Taking a break from the topic of dentistry for a moment — except to note a story (by way of Marie) about Southern Illinois University’s dental school suspending the grades of its entire 2010 class because students are suspected of cheating — two notes on the current state of television. Well, not the state of television — more like, here’s what I think of two new shows on HBO.
One is “The Flight of the Conchords.” Two New Zealand lads land in New York aspiring to conquer the world of rock and roll. It’s very inventive and funny. Everyone should see it. (The two guys behind it, Bret McKenzie and Jemaine Clement, have been working the Conchords act for several years; there’s a BBC radio series based on their alleged exploits in Britain, too — haven’t tracked that down yet, though).

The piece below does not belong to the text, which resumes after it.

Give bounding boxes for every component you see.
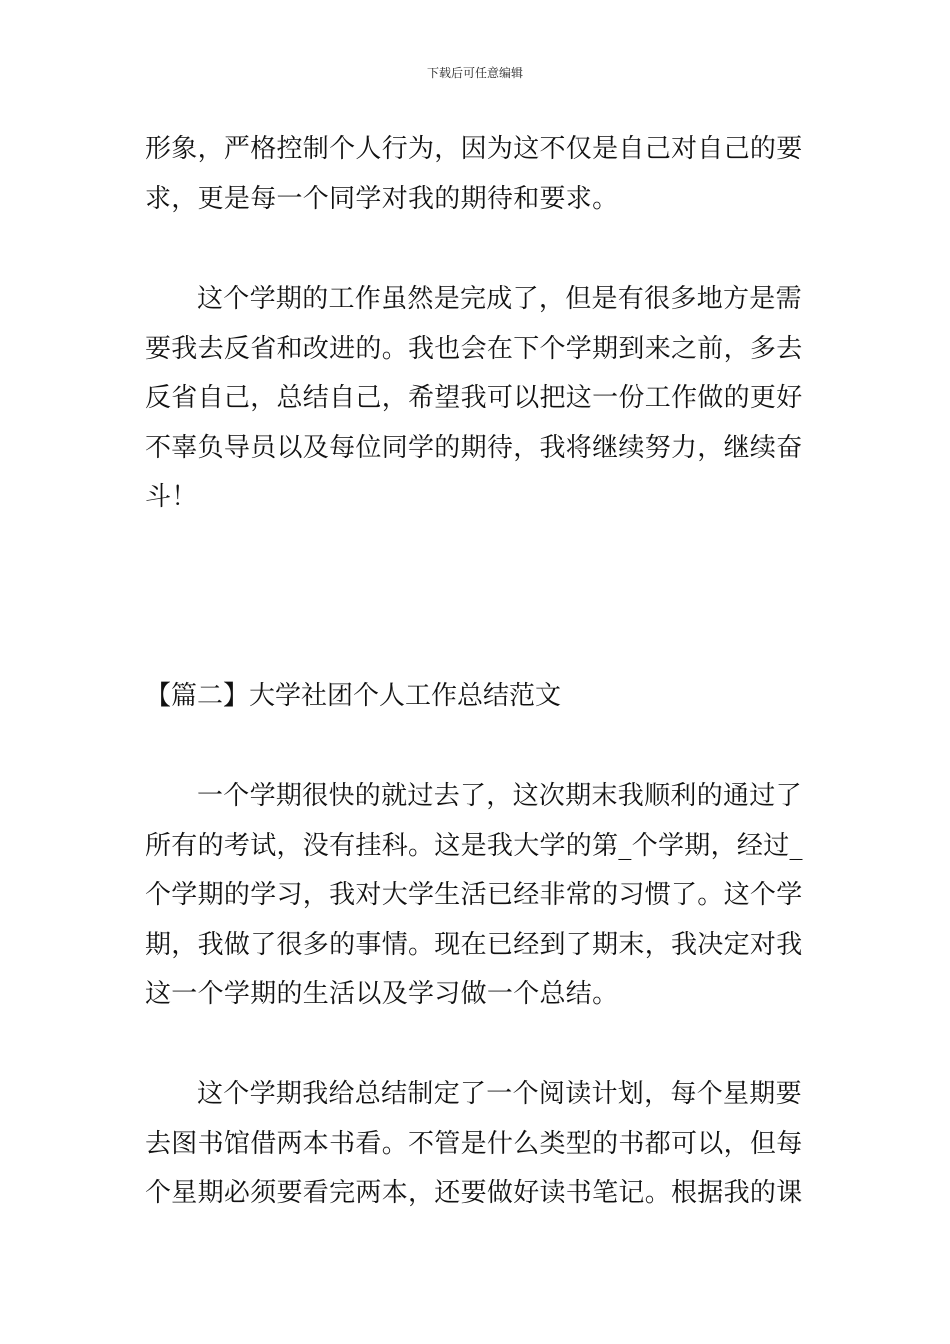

The other is “John from Cincinnati.” The show arrived with high expectations because it’s the work of David Milch, who’s responsible for the unforgivably long-lived “NYPD Blue” and the shamefully short-lived “Deadwood.” OK, so we’re four episodes into the season. As noted last week, the highlight for me is the opening credits, featuring a lovely montage of “golden age of Southern California surface” clips displayed with the oddly moving “Johnny Appleseed” (Joe Strummer and the Mescaleros) as soundtrack. The problem with what happens after the opening sequence is nearly everything. I guess the thing is shot nicely. The cast is competent in its best moments but flat, ill at ease, off-key and wooden most of the time. You can’t blame most of the actors, though; they’re wrestling with a poorly conceived story line full of nonsensical plot twists and subplots; (an odd stranger shows up in surferville; many odd things ensue; we’re made to understand the paranormal is at work). The individual episodes dispense with character development or credibility; the dialogue is wooden or soap opera-ish or falsely mysterious.
How bad is the show? Well, the part of the waterfront it covers concerns miracles in our workaday world. But the way this show doles out supernatural events, the miracles are not nearly as thought-provoking and surprising as, say, a can of Guinness draught with its special little gas capsule. Tonight, the title character, who is a cipher and perhaps the second coming of Jesus (he’s given to saying “the end is near”) was savagely stabbed by a man trying to rob him. But after three weeks of empty hocus-pocus, it was utterly unsurprising — in a George Reeves-era “Superman” holding up his hand to stop a bullet kind of way — that the character was ultimately unharmed. Oh, wow, another miracle.
I’ll pray for another one: Someone please make this show go away.